I WAS glad to hear that visitor numbers at our local tourist attractions aren’t being overly knackered by the foul weather.

The latest figures suggest the likes of the Outlet Centre and our museums are still doing very nicely.

That’s the good thing about having lots of excellent attractions with roofs, of course, but we should also beef up our roster of outdoor magnets for visitors’ cash.

By the law of averages next summer will be lovely, so now is the time to make sure we’re ready for the influx.

We don’t even need to spend much money, as there are plenty of existing things we could pass off as local wonders if we play our cards right.

Take potholes, for example. They’re developing all over town and sooner or later one of those dips in the road will turn into a full-on bottomless pit. My money’s on the one half way down Groundwell Road.

Anyway, wherever it turns out to be we shouldn’t fill it in. Come to think of it, we probably won’t be able to afford to fill it in. Instead we should put railings around it and signs identifying it as The Legendary Chasm of Swindon. To add to the effect we could search local amateur dramatics groups for an oldish bloke who can do a sinister West Country accent – and who preferably has eyes which simultaneously gaze in separate directions.

It would be this man’s job to stand by the pit looking sinister and a bit deranged, and enthral visitors with tales of the chasm’s history, which includes Bronze Age sacrifices, strange glows in the dead of night and the ghost of a highwayman and his horse, who tumbled in one coal-black stormy night in 1716.

Perhaps a device playing a recording of an unhappy animal could be surreptitiously lowered into the pit to enhance the atmosphere.

Other attractions along the same lines might include The Shattered Road Surface of Doom, whose suspension-killing defects are said to be the ghostly work of a lost Roman legion.
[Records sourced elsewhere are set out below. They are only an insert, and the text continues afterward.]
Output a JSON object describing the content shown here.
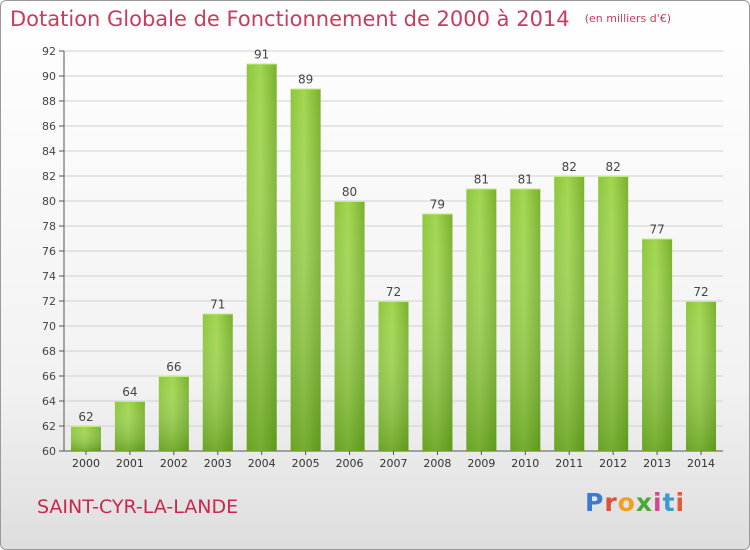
{
  "title": "Dotation Globale de Fonctionnement de 2000 à 2014",
  "unit": "(en milliers d'€)",
  "commune": "SAINT-CYR-LA-LANDE",
  "logo": {
    "p": "P",
    "r": "r",
    "o": "o",
    "x": "x",
    "i": "i",
    "t": "t",
    "i2": "i"
  },
  "colors": {
    "title": "#c83c5c",
    "bar_light": "#9ad24a",
    "bar_dark": "#5e9c14",
    "grid": "#d0d0d0"
  },
  "chart_data": {
    "type": "bar",
    "title": "Dotation Globale de Fonctionnement de 2000 à 2014",
    "xlabel": "",
    "ylabel": "",
    "categories": [
      "2000",
      "2001",
      "2002",
      "2003",
      "2004",
      "2005",
      "2006",
      "2007",
      "2008",
      "2009",
      "2010",
      "2011",
      "2012",
      "2013",
      "2014"
    ],
    "values": [
      62,
      64,
      66,
      71,
      91,
      89,
      80,
      72,
      79,
      81,
      81,
      82,
      82,
      77,
      72
    ],
    "ylim": [
      60,
      92
    ],
    "yticks": [
      60,
      62,
      64,
      66,
      68,
      70,
      72,
      74,
      76,
      78,
      80,
      82,
      84,
      86,
      88,
      90,
      92
    ],
    "grid": true,
    "legend": "none"
  }
}
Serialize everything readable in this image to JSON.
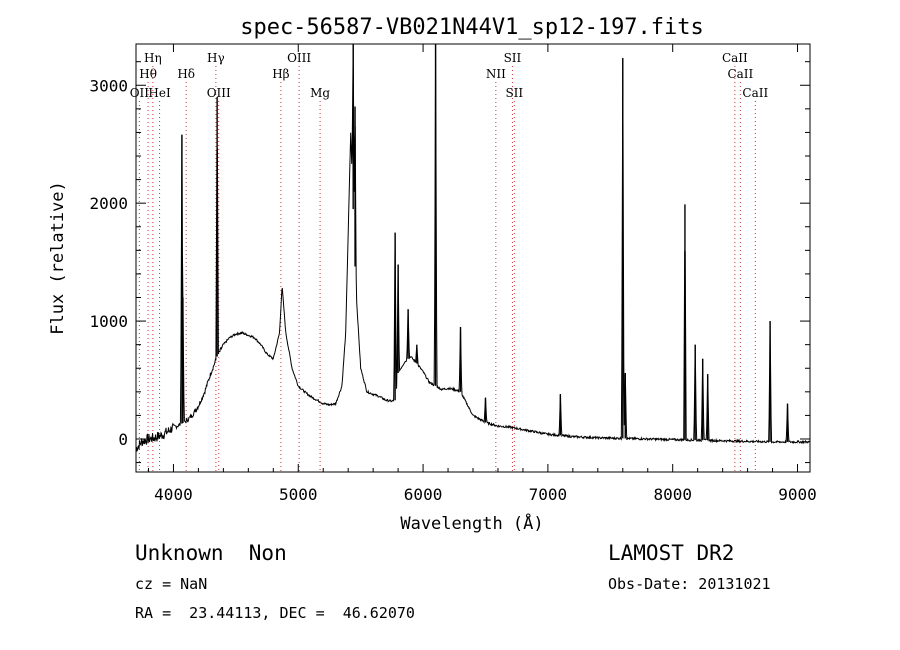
{
  "chart_data": {
    "type": "line",
    "title": "spec-56587-VB021N44V1_sp12-197.fits",
    "xlabel": "Wavelength (Å)",
    "ylabel": "Flux (relative)",
    "xlim": [
      3700,
      9100
    ],
    "ylim": [
      -280,
      3350
    ],
    "x_ticks": [
      4000,
      5000,
      6000,
      7000,
      8000,
      9000
    ],
    "y_ticks": [
      0,
      1000,
      2000,
      3000
    ],
    "grid": false,
    "line_color": "#000000",
    "marker_color": "#d03030",
    "spectrum_continuum": {
      "x": [
        3700,
        3750,
        3800,
        3850,
        3900,
        3950,
        4000,
        4050,
        4100,
        4150,
        4200,
        4250,
        4300,
        4350,
        4400,
        4450,
        4500,
        4550,
        4600,
        4650,
        4700,
        4750,
        4800,
        4850,
        4870,
        4900,
        4950,
        5000,
        5050,
        5100,
        5150,
        5200,
        5250,
        5300,
        5350,
        5380,
        5420,
        5460,
        5500,
        5550,
        5600,
        5650,
        5700,
        5750,
        5780,
        5800,
        5850,
        5900,
        5950,
        6000,
        6050,
        6100,
        6150,
        6200,
        6250,
        6300,
        6350,
        6400,
        6500,
        6600,
        6700,
        6800,
        6900,
        7000,
        7200,
        7400,
        7600,
        7800,
        8000,
        8200,
        8400,
        8600,
        8800,
        9000,
        9100
      ],
      "y": [
        -80,
        -20,
        0,
        10,
        30,
        60,
        100,
        120,
        150,
        200,
        280,
        400,
        560,
        700,
        800,
        860,
        890,
        900,
        880,
        860,
        800,
        720,
        680,
        900,
        1300,
        900,
        600,
        450,
        400,
        360,
        330,
        300,
        290,
        300,
        450,
        900,
        2600,
        1300,
        600,
        400,
        380,
        360,
        330,
        320,
        330,
        560,
        650,
        700,
        640,
        570,
        480,
        450,
        420,
        430,
        420,
        400,
        300,
        200,
        140,
        110,
        100,
        80,
        60,
        40,
        20,
        10,
        5,
        0,
        -5,
        -10,
        -15,
        -20,
        -25,
        -25,
        -25
      ]
    },
    "emission_peaks": [
      {
        "x": 4068,
        "y": 2580
      },
      {
        "x": 4076,
        "y": 1200
      },
      {
        "x": 4350,
        "y": 2900
      },
      {
        "x": 5440,
        "y": 3350
      },
      {
        "x": 5455,
        "y": 2820
      },
      {
        "x": 5776,
        "y": 1750
      },
      {
        "x": 5800,
        "y": 1480
      },
      {
        "x": 5880,
        "y": 1100
      },
      {
        "x": 5950,
        "y": 800
      },
      {
        "x": 6100,
        "y": 3350
      },
      {
        "x": 6300,
        "y": 950
      },
      {
        "x": 6500,
        "y": 350
      },
      {
        "x": 7100,
        "y": 380
      },
      {
        "x": 7600,
        "y": 3230
      },
      {
        "x": 7620,
        "y": 560
      },
      {
        "x": 8098,
        "y": 1990
      },
      {
        "x": 8180,
        "y": 800
      },
      {
        "x": 8240,
        "y": 680
      },
      {
        "x": 8280,
        "y": 550
      },
      {
        "x": 8780,
        "y": 1000
      },
      {
        "x": 8920,
        "y": 300
      }
    ],
    "line_markers": [
      {
        "label": "Hη",
        "x": 3835,
        "row": 0
      },
      {
        "label": "Hθ",
        "x": 3797,
        "row": 1
      },
      {
        "label": "OII",
        "x": 3727,
        "row": 2
      },
      {
        "label": "HeI",
        "x": 3889,
        "row": 2
      },
      {
        "label": "Hδ",
        "x": 4102,
        "row": 1
      },
      {
        "label": "Hγ",
        "x": 4340,
        "row": 0
      },
      {
        "label": "OIII",
        "x": 4363,
        "row": 2
      },
      {
        "label": "OIII",
        "x": 5007,
        "row": 0
      },
      {
        "label": "Hβ",
        "x": 4861,
        "row": 1
      },
      {
        "label": "Mg",
        "x": 5175,
        "row": 2
      },
      {
        "label": "SII",
        "x": 6716,
        "row": 0
      },
      {
        "label": "NII",
        "x": 6583,
        "row": 1
      },
      {
        "label": "SII",
        "x": 6731,
        "row": 2
      },
      {
        "label": "CaII",
        "x": 8498,
        "row": 0
      },
      {
        "label": "CaII",
        "x": 8542,
        "row": 1
      },
      {
        "label": "CaII",
        "x": 8662,
        "row": 2
      }
    ]
  },
  "info": {
    "class_text": "Unknown  Non",
    "survey": "LAMOST DR2",
    "cz": "cz = NaN",
    "obs_date": "Obs-Date: 20131021",
    "radec": "RA =  23.44113, DEC =  46.62070"
  }
}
The soldiers, tourists will be told, took a wrong turning at Chippenham while in search of a shop selling dormouse flavour crisps.
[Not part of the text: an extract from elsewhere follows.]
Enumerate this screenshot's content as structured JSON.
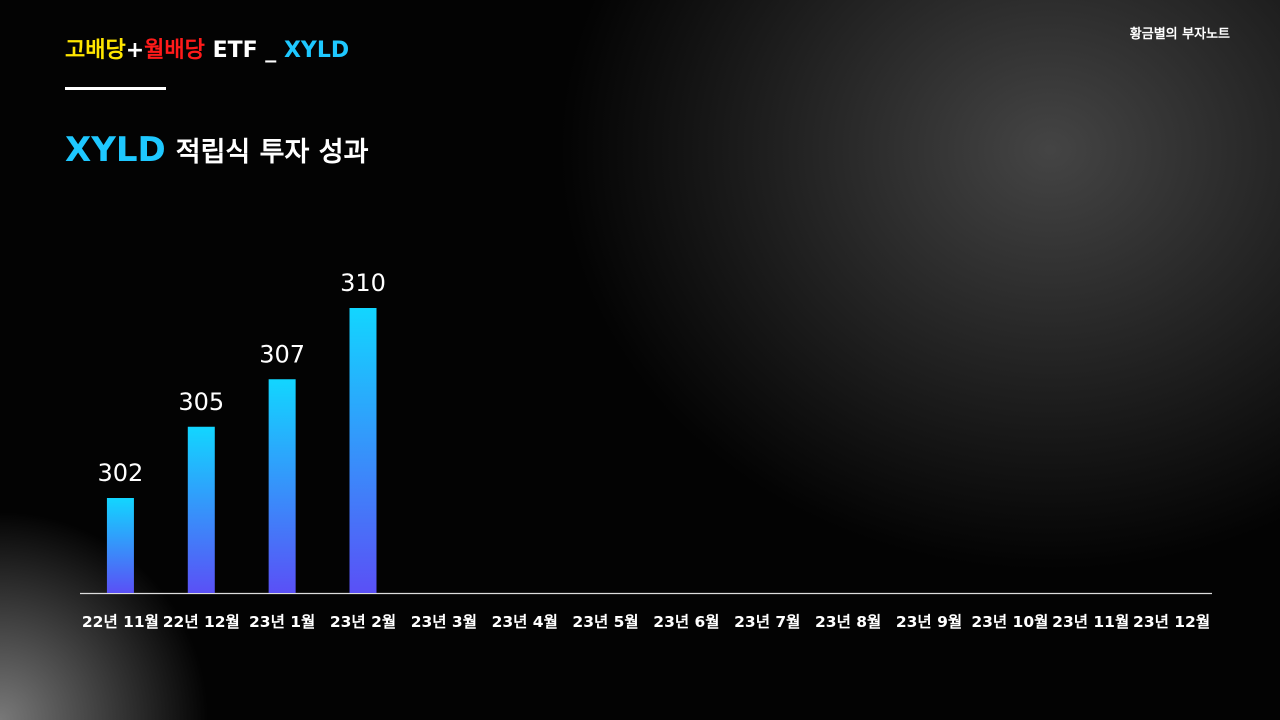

The only problem with establishing The Shattered Road Surface of Doom will be deciding which of the many potentially ideal locations to use.

The same sort of difficulty will arise when the time comes to establish The Dark and Derelict Old Building. It will need to be a structure of historic significance with impressive yet decaying architecture, but that doesn’t narrow things down much in this next of the woods.

We should probably choose the one least likely to collapse while people are inside it, as killing visitors is a bit of a no-no in the tourism game – especially if they haven’t had time to visit the gift shop.

The tour guide – perhaps the same guy we use for The Legendary Chasm of Swindon – will tell visitors that the building is said to be cursed, and that it has been allowed to decay because every time somebody in a position of power looks at it they’re immediately unable to do anything useful. Now I reflect on it, that won’t be too far from the truth.

If we want to be truly on the cutting edge of tourist attraction provision, we might want to recruit some of our living, breathing local resources.

That’s where The Ancient Guardian Priests of Swindon will come in. They’ll be introduced as a sacred group whose origins are lost in the mists of time, but whose appointed role is to appease the gods by standing at every entrance to the town centre, babbling in a mysterious forgotten tongue and accepting offerings from visitors in exchange for blessings.

Obviously, they’ll still be known to locals as the drunks whose ASBOs mean they’re not allowed in the town centre anymore, but our guests need never find out.